No matter if you've been playing your whole life, or if you just picked up a guitar a month ago, playing guitar is not an easy task. It is more than just learning your favorite songs and feeling like a rock star. Through all of the broken strings, bad days, and endless requests, your journey to becoming the guitar player you are today surely has been rifled by both good and bad experiences.
1. Finger blisters are the worst.
Until those blisters turn into tough calluses, it's a painful journey to learning how to play your instrument. I can't count the amount of bandaged fingers I had throughout middle school when I was first learning how to play.
2. Broken E strings are the easiest way to ruin your day.
You're strumming along to your favorite song, relieving some stress, enjoying the music, when all of a sudden, your little bottom e-string snaps.
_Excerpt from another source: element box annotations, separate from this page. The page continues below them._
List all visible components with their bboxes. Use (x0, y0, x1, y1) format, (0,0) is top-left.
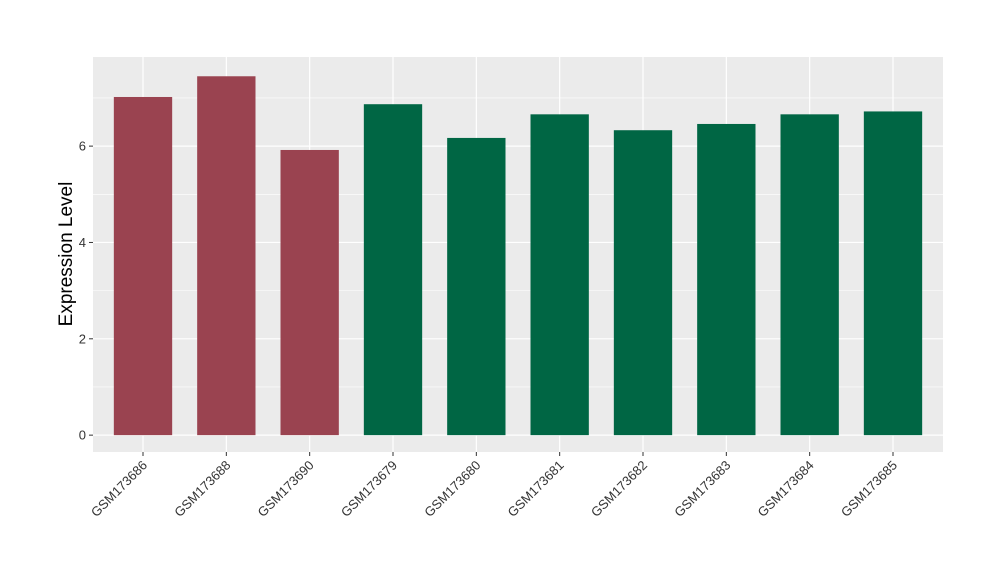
x-tick-label: GSM173684 (755, 458, 817, 520)
x-axis-ticks: GSM173686 GSM173688 GSM173690 GSM173679 GSM1… (88, 452, 900, 520)
bar-GSM173686 (113, 96, 173, 436)
x-tick-label: GSM173682 (588, 458, 650, 520)
bars (113, 76, 923, 436)
y-tick-label: 0 (79, 428, 86, 443)
bar-GSM173685 (863, 111, 923, 436)
y-tick-label: 6 (79, 139, 86, 154)
bar-GSM173680 (447, 137, 506, 436)
y-axis-title: Expression Level (56, 182, 77, 327)
bar-GSM173688 (197, 76, 256, 436)
bar-GSM173684 (780, 114, 839, 436)
x-tick-label: GSM173683 (671, 458, 733, 520)
x-tick-label: GSM173686 (88, 458, 150, 520)
x-tick-label: GSM173688 (171, 458, 233, 520)
x-tick-label: GSM173679 (338, 458, 400, 520)
bar-GSM173682 (613, 130, 673, 436)
y-tick-label: 4 (79, 235, 86, 250)
x-tick-label: GSM173680 (421, 458, 483, 520)
x-tick-label: GSM173681 (505, 458, 567, 520)
bar-GSM173690 (280, 149, 339, 436)
x-tick-label: GSM173685 (838, 458, 900, 520)
y-tick-label: 2 (79, 331, 86, 346)
x-tick-label: GSM173690 (255, 458, 317, 520)
bar-GSM173681 (530, 114, 589, 436)
y-axis-ticks: 0 2 4 6 (79, 139, 93, 443)
bar-GSM173683 (697, 123, 756, 436)
bar-GSM173679 (363, 104, 423, 436)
It happens so quickly, sometimes snapping you right on the hand or even in the face. All you can do is stare in shock at how your guitar could betray you like this. Eventually you pick yourself off the floor and go change your string, but not without first cursing that tiny, fragile string to hell.
3. You lose more picks than you have to your name.
You find them every except in your gig bag. They're in old pants' pockets, the washer, the dryer, in old purses, wallets, on the floor, in winter coats--everywhere except the place you need them to be.
4. Everyone thinks you're "that guy" who only knows how to play "Wonderwall" by Oasis.
Nobody wants to be that guy.
5. Your chances of getting a date automatically go up, at least a little, when you mention you play guitar.
Hey, it's a better, more honest tactic than when guys in TV shows use other people's babies or puppies to pick up women. Who can resist someone with a gig bag strapped to their back?
6. When someone asks you to play something, you automatically forget every song you've ever learned.
The struggle is real. Your confidence in your skill wavers as you try to remember all of the painstaking hours of memorizing chords, tabs, and notes and it suddenly becomes impossible to remember any of the tabs you've bookmarked on Ultimate Guitar's website.
7. There's nothing more rewarding than learning that one song that you've been practicing forever.
Some of us are good at lead guitar, some of us are good at rhythm, and some just do their own thing. No matter how we play, however, there's nothing better than learning that one song you've been working on for a while.
8. Capos are life-savers.
Capos are just so much easier to use than barre chords; I don't care if using them is the easy way out. Barre chords are exhausting (especially when you have really small hands).
9. You have a specific kind of pick you like, and no others compare.
I like medium Fender picks. Flimsy thin picks will not do. Thick picks are overwhelming. Any kind of medium pick will do, but please, no thin, flimsy picks. They are the worst.
10. You can tell when any string is a little out of tune and it drives you insane.
Even if it is barely out of tune and the rest of your strings are perfectly in tune, you can still hear that little off-key twang. It makes me cringe just thinking of it.
11. At some point, you become the free entertainment at family parties.
I started playing guitar in middle school and from that moment on, for a while, I'd take my guitar to every family gathering and play and sing in the background forever. It got a bit exhausting sometimes, so now I just stick to the occasional cover song video on my Facebook.
12. Everyone asks if you can teach them how to play a song.
At first, you get really excited, saying "Yeah! Of course! It will be so fun! Then we can collab or something, maybe??" Then you actually try to teach them and it turns into "what do you mean you can't stretch your fingers that far?" "No, no, hold the pick like this." It's much more tedious than you initially thought it would be. God bless the teachers who had the patience to give us lessons every week.
13. People treat you like a DJ, hammering off song request after song request.
"Can you learn >insert overplayed pop song here<?" "Can you play >insert obscure song you've never heard in your life<?" Sometimes it's fun to learn songs for other people, but most of the time, you're playing for your own enjoyment and you want to pick out your own songs. The only things that are going to hear you are your bedroom walls, anyway.
14. There is always going to be that one person who is better than you and that is okay.
Okay, so most of the time, there will be far more than just one person who is better than you. The thing is, though, that you shouldn't let your skill level compared to someone else's make you feel bad. After all, it's about the love of the music more than anything else. As long as you're happy and doing what you love, then it shouldn't matter how good or bad you are at playing your instrument.
15. Your love of music will always be bigger than your skill level.
One thing all guitarists can always be sure of is our undying love of the music, whether we pick at our six-strings every day or haven't picked one up in years. The love of music is always there.